Começou na última terça-feira o reforço das fundações do Dique do Sarandi, na zona Norte de Porto Alegre, nos dois trechos rompidos durante as enchentes de 2024. De acordo com o Departamento Municipal de Água e Esgotos (Dmae), a nova etapa da reconstrução da estrutura de proteção utiliza um material chamado geogrelha, aderente ao solo, proporcionando maior estabilidade e resistência a deformações. O segundo trecho do dique tem 300 metros, entre a Estação de Bombeamento de Águas Pluviais (Ebap) e o ponto mais crítico identificado durante a calamidade.

Esta obra, iniciada em junho, deve ser concluída em meados de novembro, quando a estrutura deverá ter cota de proteção equivalente a 5,80 metros em relação ao rio Gravataí, equivalente à cheia história de maio do ano passado. A etapa atual de construções é a segunda, que também deve ser finalizada em novembro, conforme as condições climáticas. A primeira, entre as casas de bombas 9 e 10, foi iniciada logo após as enchentes, e terminada em janeiro. Já a terceira, que abrangerá mais dois quilômetros do dique, segue sem data definida para início.

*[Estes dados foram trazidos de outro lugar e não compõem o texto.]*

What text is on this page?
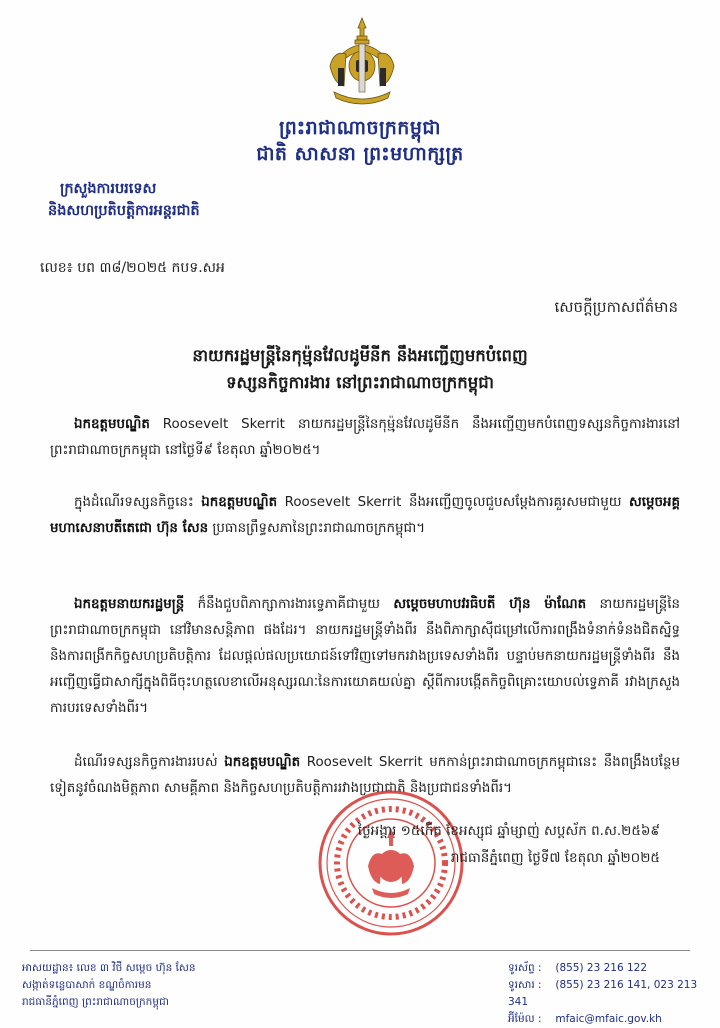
ព្រះរាជាណាចក្រកម្ពុជា
ជាតិ សាសនា ព្រះមហាក្សត្រ
ក្រសួងការបរទេស
និងសហប្រតិបត្តិការអន្តរជាតិ
លេខ៖ បព ៣៨/២០២៥ កបទ.សអ
សេចក្តីប្រកាសព័ត៌មាន
នាយករដ្ឋមន្ត្រីនៃកុម្ម៉ុនវែលដូមីនីក នឹងអញ្ជើញមកបំពេញ
ទស្សនកិច្ចការងារ នៅព្រះរាជាណាចក្រកម្ពុជា
ឯកឧត្តមបណ្ឌិត Roosevelt Skerrit នាយករដ្ឋមន្ត្រីនៃកុម្ម៉ុនវែលដូមីនីក នឹងអញ្ជើញមកបំពេញទស្សនកិច្ចការងារនៅព្រះរាជាណាចក្រកម្ពុជា នៅថ្ងៃទី៩ ខែតុលា ឆ្នាំ២០២៥។
ក្នុងដំណើរទស្សនកិច្ចនេះ ឯកឧត្តមបណ្ឌិត Roosevelt Skerrit នឹងអញ្ជើញចូលជួបសម្តែងការគួរសមជាមួយ សម្តេចអគ្គមហាសេនាបតីតេជោ ហ៊ុន សែន ប្រធានព្រឹទ្ធសភានៃព្រះរាជាណាចក្រកម្ពុជា។
ឯកឧត្តមនាយករដ្ឋមន្ត្រី ក៏នឹងជួបពិភាក្សាការងារទ្វេភាគីជាមួយ សម្តេចមហាបវរធិបតី ហ៊ុន ម៉ាណែត នាយករដ្ឋមន្ត្រីនៃព្រះរាជាណាចក្រកម្ពុជា នៅវិមានសន្តិភាព ផងដែរ។ នាយករដ្ឋមន្ត្រីទាំងពីរ នឹងពិភាក្សាស៊ីជម្រៅលើការពង្រឹងទំនាក់ទំនងជិតស្និទ្ធ និងការពង្រីកកិច្ចសហប្រតិបត្តិការ ដែលផ្តល់ផលប្រយោជន៍ទៅវិញទៅមករវាងប្រទេសទាំងពីរ បន្ទាប់មកនាយករដ្ឋមន្ត្រីទាំងពីរ នឹងអញ្ជើញធ្វើជាសាក្សីក្នុងពិធីចុះហត្ថលេខាលើអនុស្សរណៈនៃការយោគយល់គ្នា ស្តីពីការបង្កើតកិច្ចពិគ្រោះយោបល់ទ្វេភាគី រវាងក្រសួងការបរទេសទាំងពីរ។
ដំណើរទស្សនកិច្ចការងាររបស់ ឯកឧត្តមបណ្ឌិត Roosevelt Skerrit មកកាន់ព្រះរាជាណាចក្រកម្ពុជានេះ នឹងពង្រឹងបន្ថែមទៀតនូវចំណងមិត្តភាព សាមគ្គីភាព និងកិច្ចសហប្រតិបត្តិការរវាងប្រជាជាតិ និងប្រជាជនទាំងពីរ។
ថ្ងៃអង្គារ ១៥កើត ខែអស្សុជ ឆ្នាំម្សាញ់ សប្តស័ក ព.ស.២៥៦៩
រាជធានីភ្នំពេញ ថ្ងៃទី៧ ខែតុលា ឆ្នាំ២០២៥
អាសយដ្ឋាន៖ លេខ ៣ វិថី សម្តេច ហ៊ុន សែន
សង្កាត់ទន្លេបាសាក់ ខណ្ឌចំការមន
រាជធានីភ្នំពេញ ព្រះរាជាណាចក្រកម្ពុជា
ទូរស័ព្ទ : (855) 23 216 122
ទូរសារ : (855) 23 216 141, 023 213 341
អ៊ីម៉ែល : mfaic@mfaic.gov.kh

Ainda conforme o Dmae, serão construídas duas bermas de equilíbrio, estruturas para aumento da estabilidade de taludes e estruturas de contenção, com dois metros de altura em relação ao meio-dio, nos lados seco e voltado para o Gravataí. O cronograma ainda contempla seis meses de monitoramento contínuo após o término das obras. A grande maioria dos moradores já deixou o local, que havia sido ocupado irregularmente há algumas décadas.

O dique em si, construído como parte do sistema de proteção contra cheias de Porto Alegre, foi feito entre as décadas de 1960 e 1970, mas não foi suficiente para conter o avanço das águas do rio durante as históricas inundações do ano passado. Um estudo conduzido pelo Dmae apontou que a estrutura apresentava cota inferior a quatro metros nos pontos mais críticos, considerado cerca de três metros abaixo do previsto no projeto original, elaborado pelo extinto Departamento Nacional de Obras de Saneamento (Dnos).